Now, calculate E[X], E[Y], Var[X], and Var[Y]. How do they compare?
Consider the following three scenarios:
- A fair coin is tossed 3 times. X is the number of heads and Y is the number of tails.
- A fair coin is tossed 4 times. X is the number of heads in the first 3 tosses, Y is the number of heads in the last 3 tosses.
- A fair coin is tossed 6 times. X is the number of heads in the first 3 tosses, Y is the number of heads in the last 3 tosses.
Use properties of covariance to calculate Cov[X,Y] for each of these three scenarios. You should not need to use LOTUS or the shortcut formula for covariance.
Hint 1: For the first scenario, write Y as a function of X.
Hint 2: For the second scenario, write X=A+B and Y=B+C, where A,B,C are independent random variables.
(This problem is challenging but rewarding.)
A poker hand (5 cards) is dealt off the top of a well-shuffled deck of 52 cards. Let X be the number of diamonds in the hand. Let Y be the number of hearts in the hand.
- Do you think Cov[X,Y] is positive, negative, or zero? Explain.
- Let Di(i=1,...,5) be a random variable that is 1 if the ith card is a diamond and 0 otherwise. What is E[Di]?
Let Hi(i=1,...,5) be a random variable that is 1 if the ith card is a heart and 0 otherwise. Of course, E[Hi] is the same as E[Di], since there are the same number of hearts as diamonds in a 52-card deck. What is Cov[Di,Hi]? What is Cov[Di,Hj], when i≠j? (Keep in mind that Di and Hi are indicator random variables that only take on the values 0 or 1.)
Hint: Make a table for the joint p.m.f. There are only 4 possible outcomes.
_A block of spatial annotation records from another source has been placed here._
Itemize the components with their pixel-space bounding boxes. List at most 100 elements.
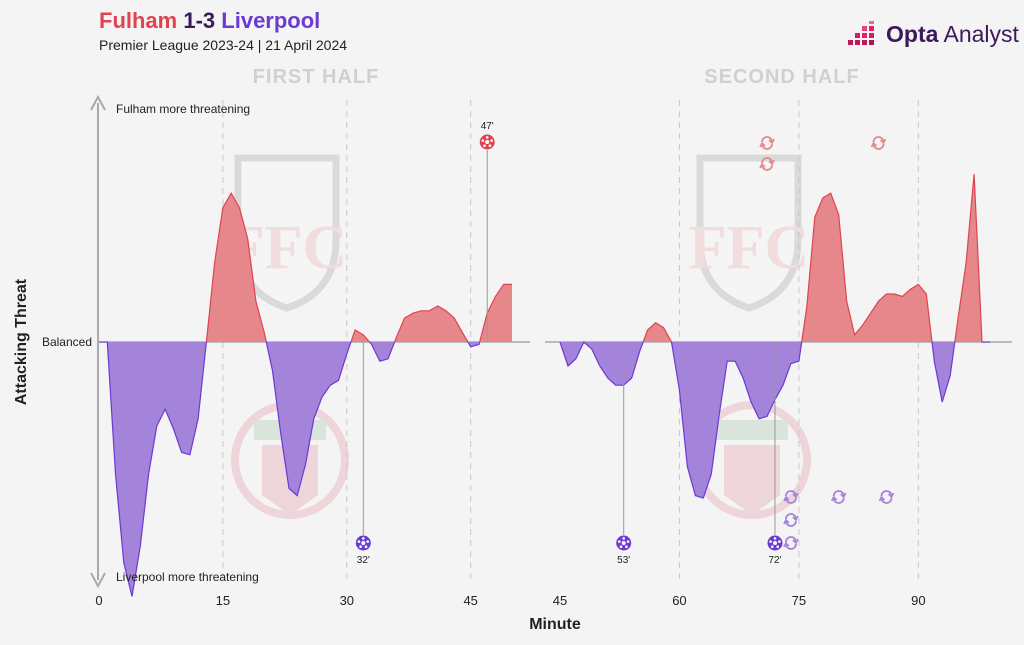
brand-wordmark: Opta Analyst <box>886 20 1019 47</box>
goal-minute-label: 72' <box>768 555 781 566</box>
away-threat-line <box>99 342 481 597</box>
sub-arrow-top-head <box>792 538 799 545</box>
goal-ball-patch <box>481 139 485 142</box>
sub-arrow-top <box>785 490 797 497</box>
x-tick-label: 15 <box>216 593 230 608</box>
substitution-icon <box>759 157 775 171</box>
substitution-icon <box>878 490 895 504</box>
fulham-crest-watermark: FFC <box>689 154 810 312</box>
sub-arrow-bottom <box>761 143 773 150</box>
sub-arrow-top <box>785 513 797 520</box>
goal-ball-patch <box>485 136 489 139</box>
chart-title: Fulham 1-3 Liverpool <box>99 8 320 34</box>
watermark-layer: FFC FFC <box>227 154 811 519</box>
goal-ball-patch <box>362 537 365 540</box>
home-threat-line <box>99 191 512 342</box>
sub-arrow-bottom-head <box>830 495 838 502</box>
sub-arrow-bottom-head <box>878 495 886 502</box>
goal-ball-patch <box>778 540 781 543</box>
goal-ball-patch <box>626 540 630 543</box>
goal-ball-patch <box>621 541 626 545</box>
substitution-icon <box>783 536 799 550</box>
sub-arrow-top-head <box>879 138 887 145</box>
goal-ball-icon <box>479 134 495 150</box>
chart-subtitle: Premier League 2023-24 | 21 April 2024 <box>99 37 348 53</box>
y-axis-arrow-up <box>90 94 106 111</box>
goal-minute-label: 53' <box>617 555 630 566</box>
x-tick-label: 30 <box>340 593 354 608</box>
sub-arrow-top-head <box>887 492 895 499</box>
sub-arrow-top <box>880 490 893 497</box>
sub-arrow-top-head <box>768 138 775 145</box>
away-threat-area <box>99 342 512 597</box>
x-tick-label: 75 <box>792 593 806 608</box>
goal-ball-patch <box>485 140 490 144</box>
x-tick-label: 45 <box>553 593 567 608</box>
goal-ball-patch <box>773 537 777 540</box>
sub-arrow-bottom-head <box>783 541 790 548</box>
sub-arrow-bottom <box>785 497 797 504</box>
goal-ball-patch <box>357 540 361 543</box>
sub-arrow-top <box>872 136 885 143</box>
panel-title: FIRST HALF <box>253 66 380 88</box>
goal-ball-patch <box>618 540 621 543</box>
sub-arrow-bottom-head <box>783 495 790 502</box>
sub-arrow-bottom <box>785 543 797 550</box>
sub-arrow-top-head <box>768 159 775 166</box>
goal-ball-patch <box>625 545 628 548</box>
opta-logo-icon <box>848 21 874 45</box>
x-axis-title: Minute <box>529 616 581 633</box>
substitution-icon <box>870 136 887 150</box>
home-team-name: Fulham <box>99 8 178 33</box>
goal-ball-patch <box>619 545 623 548</box>
sub-arrow-top <box>761 157 773 164</box>
brand-logo: Opta Analyst <box>848 20 1019 48</box>
goal-ball-patch <box>366 540 370 543</box>
goal-ball-patch <box>488 144 492 147</box>
goal-ball-patch <box>771 545 774 548</box>
goal-ball-patch <box>490 139 493 142</box>
sub-arrow-top-head <box>792 515 799 522</box>
goal-minute-label: 32' <box>357 555 370 566</box>
substitution-icon <box>783 513 799 527</box>
sub-arrow-bottom <box>832 497 845 504</box>
goal-ball-patch <box>622 537 626 540</box>
goal-ball-icon <box>767 535 783 551</box>
y-axis-arrow-down <box>90 572 106 589</box>
baseline-label: Balanced <box>42 335 92 349</box>
goal-minute-label: 47' <box>481 121 494 132</box>
x-tick-label: 45 <box>463 593 477 608</box>
sub-arrow-top <box>761 136 773 143</box>
x-tick-label: 90 <box>911 593 925 608</box>
x-tick-label: 60 <box>672 593 686 608</box>
sub-arrow-top <box>785 536 797 543</box>
score: 1-3 <box>183 8 216 33</box>
x-tick-label: 0 <box>95 593 102 608</box>
goal-ball-patch <box>773 541 777 545</box>
sub-arrow-top <box>832 490 845 497</box>
away-team-name: Liverpool <box>221 8 321 33</box>
goal-ball-patch <box>361 541 366 545</box>
goal-ball-icon <box>355 535 371 551</box>
y-top-label: Fulham more threatening <box>116 102 250 116</box>
sub-arrow-top-head <box>792 492 799 499</box>
sub-arrow-bottom <box>880 497 893 504</box>
sub-arrow-bottom-head <box>759 162 766 169</box>
home-threat-area <box>560 174 990 342</box>
sub-arrow-bottom <box>872 143 885 150</box>
substitution-icon <box>830 490 847 504</box>
substitution-icon <box>783 490 799 504</box>
goal-ball-patch <box>359 545 362 548</box>
sub-arrow-bottom <box>785 520 797 527</box>
goal-ball-patch <box>364 545 368 548</box>
home-threat-line <box>560 173 990 342</box>
sub-arrow-top-head <box>840 492 847 499</box>
svg-text:FFC: FFC <box>689 214 810 282</box>
y-bottom-label: Liverpool more threatening <box>116 570 259 584</box>
substitution-icon <box>759 136 775 150</box>
sub-arrow-bottom-head <box>759 141 766 148</box>
sub-arrow-bottom-head <box>870 141 878 148</box>
goal-ball-patch <box>483 144 486 147</box>
sub-arrow-bottom-head <box>783 518 790 525</box>
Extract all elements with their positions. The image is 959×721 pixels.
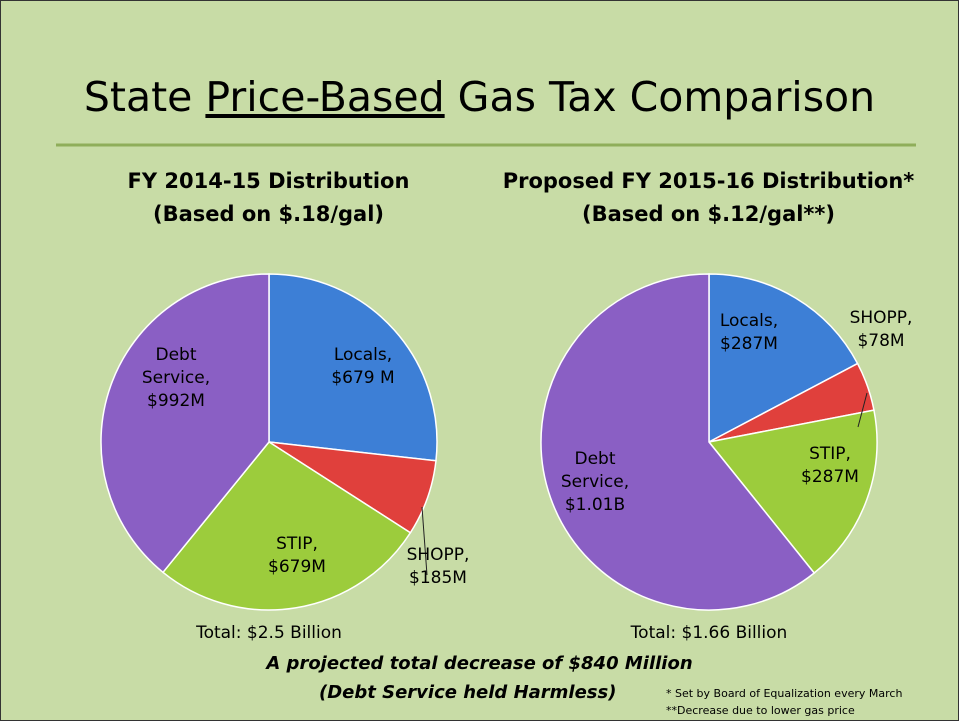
title-part: State xyxy=(83,73,206,121)
pie-slice xyxy=(540,273,816,611)
footnote: * Set by Board of Equalization every Mar… xyxy=(666,687,903,700)
value-label: $78M xyxy=(857,331,905,351)
slide-title: State Price-Based Gas Tax Comparison xyxy=(1,73,958,121)
value-label: $287M xyxy=(801,467,859,487)
slice-label: SHOPP, $78M xyxy=(826,307,936,353)
value-label: $287M xyxy=(720,334,778,354)
chart-subtitle: (Based on $.12/gal**) xyxy=(582,202,835,226)
chart-annotation: Total: $2.5 Billion xyxy=(196,623,342,643)
category-label: Debt Service, xyxy=(560,449,630,492)
pie-slice xyxy=(161,441,412,611)
summary: A projected total decrease of $840 Milli… xyxy=(266,653,693,674)
chart-subtitle: (Based on $.18/gal) xyxy=(152,202,385,226)
slice-label: Locals, $679 M xyxy=(308,344,418,390)
category-label: Debt Service, xyxy=(141,345,211,388)
chart-annotation: Total: $1.66 Billion xyxy=(630,623,788,643)
leader-line xyxy=(421,506,428,576)
pie-slice xyxy=(707,409,878,575)
value-label: $185M xyxy=(409,568,467,588)
category-label: SHOPP, xyxy=(849,308,913,328)
value-label: $679M xyxy=(268,557,326,577)
slice-label: SHOPP, $185M xyxy=(383,544,493,590)
category-label: Locals, xyxy=(719,311,779,331)
slice-label: Debt Service, $992M xyxy=(121,344,231,413)
value-label: $679 M xyxy=(331,368,395,388)
pie-slice xyxy=(268,273,438,462)
category-label: Locals, xyxy=(333,345,393,365)
value-label: $1.01B xyxy=(564,495,626,515)
slice-label: STIP, $679M xyxy=(242,533,352,579)
category-label: STIP, xyxy=(809,444,851,464)
slice-label: Locals, $287M xyxy=(694,310,804,356)
title-part: Gas Tax Comparison xyxy=(444,73,876,121)
summary-note: (Debt Service held Harmless) xyxy=(319,682,617,703)
category-label: SHOPP, xyxy=(406,545,470,565)
footnote: **Decrease due to lower gas price xyxy=(666,704,855,717)
pie-slice xyxy=(708,273,859,444)
title-part: Price-Based xyxy=(205,73,445,121)
chart-title: FY 2014-15 Distribution xyxy=(127,169,410,193)
slice-label: Debt Service, $1.01B xyxy=(540,448,650,517)
chart-title: Proposed FY 2015-16 Distribution* xyxy=(502,169,915,193)
pie-slice xyxy=(100,273,270,574)
slice-label: STIP, $287M xyxy=(775,443,885,489)
leader-line xyxy=(857,392,868,428)
category-label: STIP, xyxy=(276,534,318,554)
value-label: $992M xyxy=(147,391,205,411)
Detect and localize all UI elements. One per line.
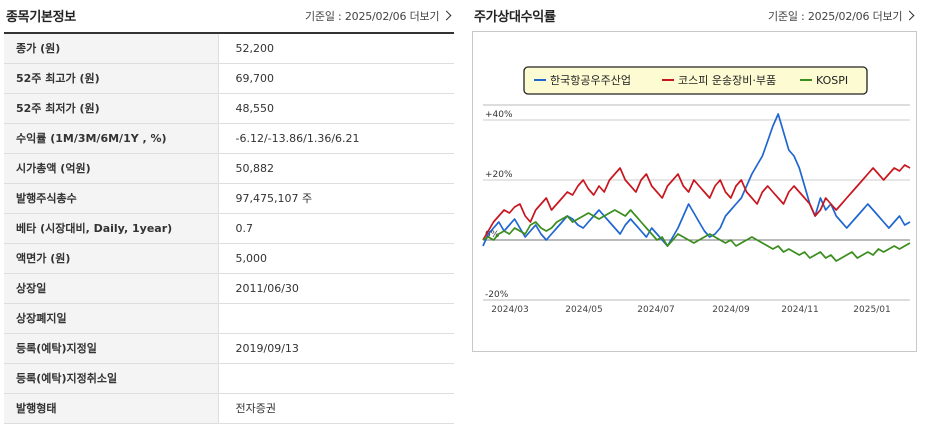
- info-row: 발행형태 전자증권: [4, 393, 454, 424]
- info-value: 2011/06/30: [218, 273, 454, 304]
- info-value: 2019/09/13: [218, 333, 454, 364]
- info-label: 액면가 (원): [4, 243, 219, 274]
- info-label: 52주 최고가 (원): [4, 63, 219, 94]
- x-tick-label: 2024/11: [781, 305, 818, 315]
- info-label: 등록(예탁)지정일: [4, 333, 219, 364]
- info-label: 종가 (원): [4, 33, 219, 64]
- info-value: 0.7: [218, 213, 454, 244]
- series-line-2: [482, 209, 911, 262]
- y-tick-label: -20%: [485, 290, 509, 300]
- info-row: 등록(예탁)지정취소일: [4, 363, 454, 394]
- info-row: 시가총액 (억원) 50,882: [4, 153, 454, 184]
- y-tick-label: +40%: [485, 110, 513, 120]
- relative-return-date: 기준일 : 2025/02/06 더보기: [768, 8, 915, 24]
- chevron-right-icon: [441, 10, 452, 21]
- info-label: 시가총액 (억원): [4, 153, 219, 184]
- info-row: 52주 최저가 (원) 48,550: [4, 93, 454, 124]
- info-value: 전자증권: [218, 393, 454, 424]
- basic-info-date-label: 기준일 : 2025/02/06: [305, 10, 407, 23]
- info-label: 발행주식총수: [4, 183, 219, 214]
- relative-return-chart: +40% +20% 0% -20% 2024/03 2024/05 2024/07 2024/…: [472, 31, 917, 352]
- series-line-1: [482, 164, 911, 241]
- basic-info-date: 기준일 : 2025/02/06 더보기: [305, 8, 452, 24]
- info-label: 발행형태: [4, 393, 219, 424]
- info-label: 수익률 (1M/3M/6M/1Y , %): [4, 123, 219, 154]
- chevron-right-icon: [904, 10, 915, 21]
- relative-return-more-link[interactable]: 더보기: [873, 10, 915, 23]
- x-tick-label: 2024/05: [565, 305, 602, 315]
- info-row: 베타 (시장대비, Daily, 1year) 0.7: [4, 213, 454, 244]
- relative-return-date-label: 기준일 : 2025/02/06: [768, 10, 870, 23]
- legend-box: [523, 66, 868, 95]
- x-tick-label: 2024/07: [637, 305, 674, 315]
- chart-legend: 한국항공우주산업 코스피 운송장비·부품 KOSPI: [523, 66, 868, 95]
- info-value: 69,700: [218, 63, 454, 94]
- basic-info-more-link[interactable]: 더보기: [410, 10, 452, 23]
- chart-svg: +40% +20% 0% -20% 2024/03 2024/05 2024/07 2024/…: [482, 66, 911, 315]
- info-label: 등록(예탁)지정취소일: [4, 363, 219, 394]
- x-tick-label: 2025/01: [853, 305, 890, 315]
- y-tick-label: +20%: [485, 170, 513, 180]
- basic-info-table: 종가 (원) 52,200 52주 최고가 (원) 69,700 52주 최저가 (원)…: [4, 32, 454, 424]
- info-row: 상장일 2011/06/30: [4, 273, 454, 304]
- y-tick-label: 0%: [485, 230, 500, 240]
- info-value: 52,200: [218, 33, 454, 64]
- info-value: 5,000: [218, 243, 454, 274]
- legend-label: 한국항공우주산업: [550, 74, 631, 87]
- info-row: 상장폐지일: [4, 303, 454, 334]
- info-label: 52주 최저가 (원): [4, 93, 219, 124]
- info-value: 50,882: [218, 153, 454, 184]
- info-row: 종가 (원) 52,200: [4, 33, 454, 64]
- info-row: 등록(예탁)지정일 2019/09/13: [4, 333, 454, 364]
- info-row: 액면가 (원) 5,000: [4, 243, 454, 274]
- x-tick-label: 2024/03: [491, 305, 528, 315]
- info-row: 수익률 (1M/3M/6M/1Y , %) -6.12/-13.86/1.36/6…: [4, 123, 454, 154]
- info-label: 베타 (시장대비, Daily, 1year): [4, 213, 219, 244]
- info-value: 48,550: [218, 93, 454, 124]
- relative-return-title: 주가상대수익률: [474, 10, 556, 25]
- info-row: 52주 최고가 (원) 69,700: [4, 63, 454, 94]
- info-value: -6.12/-13.86/1.36/6.21: [218, 123, 454, 154]
- info-value: [218, 303, 454, 334]
- legend-label: KOSPI: [816, 74, 848, 87]
- legend-label: 코스피 운송장비·부품: [678, 74, 776, 87]
- basic-info-title: 종목기본정보: [6, 10, 76, 25]
- info-label: 상장폐지일: [4, 303, 219, 334]
- info-value: 97,475,107 주: [218, 183, 454, 214]
- x-tick-label: 2024/09: [712, 305, 750, 315]
- info-label: 상장일: [4, 273, 219, 304]
- info-row: 발행주식총수 97,475,107 주: [4, 183, 454, 214]
- info-value: [218, 363, 454, 394]
- series-line-0: [482, 113, 911, 247]
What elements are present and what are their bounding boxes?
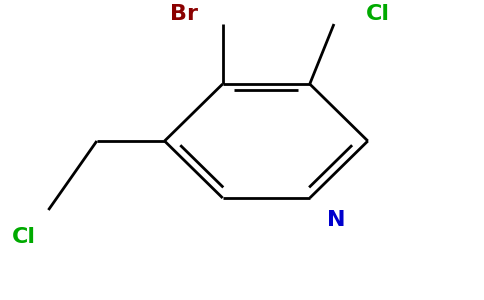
Text: N: N — [327, 211, 346, 230]
Text: Cl: Cl — [12, 227, 36, 247]
Text: Cl: Cl — [365, 4, 390, 23]
Text: Br: Br — [170, 4, 198, 23]
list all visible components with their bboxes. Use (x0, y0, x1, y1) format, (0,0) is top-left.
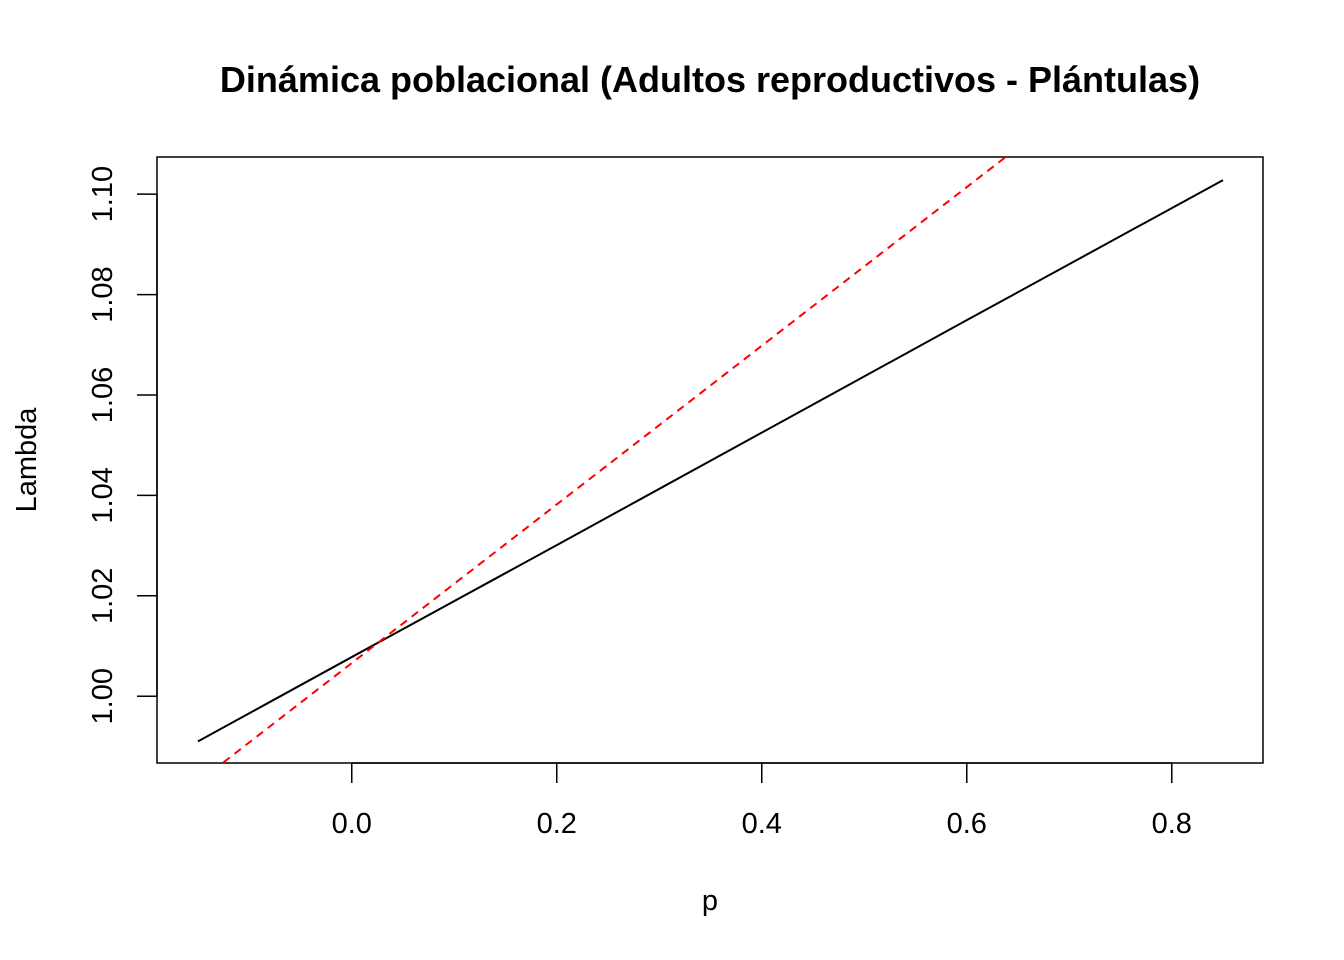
y-axis-label: Lambda (11, 407, 43, 513)
chart-title: Dinámica poblacional (Adultos reproducti… (220, 59, 1200, 100)
series-tangent-line (221, 157, 1008, 763)
x-tick-label: 0.8 (1152, 808, 1192, 840)
series-lambda-line (197, 179, 1224, 743)
x-tick-label: 0.4 (742, 808, 782, 840)
y-tick-label: 1.00 (87, 668, 119, 724)
x-tick-label: 0.2 (537, 808, 577, 840)
x-axis-label: p (702, 885, 718, 917)
y-tick-label: 1.02 (87, 568, 119, 624)
x-tick-label: 0.0 (332, 808, 372, 840)
y-tick-label: 1.04 (87, 467, 119, 523)
y-tick-label: 1.08 (87, 266, 119, 322)
x-tick-label: 0.6 (947, 808, 987, 840)
y-tick-label: 1.10 (87, 166, 119, 222)
y-tick-label: 1.06 (87, 367, 119, 423)
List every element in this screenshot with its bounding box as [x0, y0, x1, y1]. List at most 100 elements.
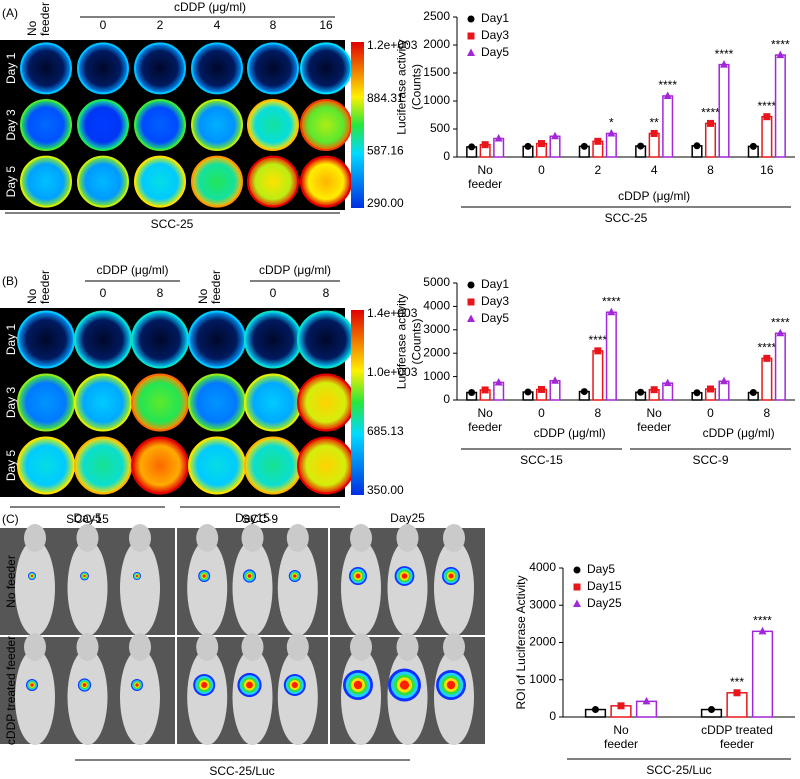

Use your answers to parts b and c (and the properties of covariance, of course) to calculate Cov[X,Y].
Additional Practice
Recall the coupon collector problem from Lesson 26:
McDonald’s decides to give a Pokemon toy with every Happy Meal. Each time you buy a Happy Meal, you are equally likely to get any one of the 6 types of Pokemon. Let X be the number of Happy Meals you have to buy until you “catch ’em all”.
In that lesson, you calculated E[X] using linearity of expectation. Now, use properties of covariance to calculate Var[X].
At Diablo Canyon nuclear plant, radioactive particles hit a Geiger counter according to a Poisson process with a rate of 3.5 particles per second. Let X be the number of particles detected in the first 2 seconds. Let Z be the number of particles detected in the first 3 seconds. Find Cov[X,Z].
Hint: Note that X and Z are not independent. However, you should be able to write Z=X+Y, where Y is a random variable that is independent of X.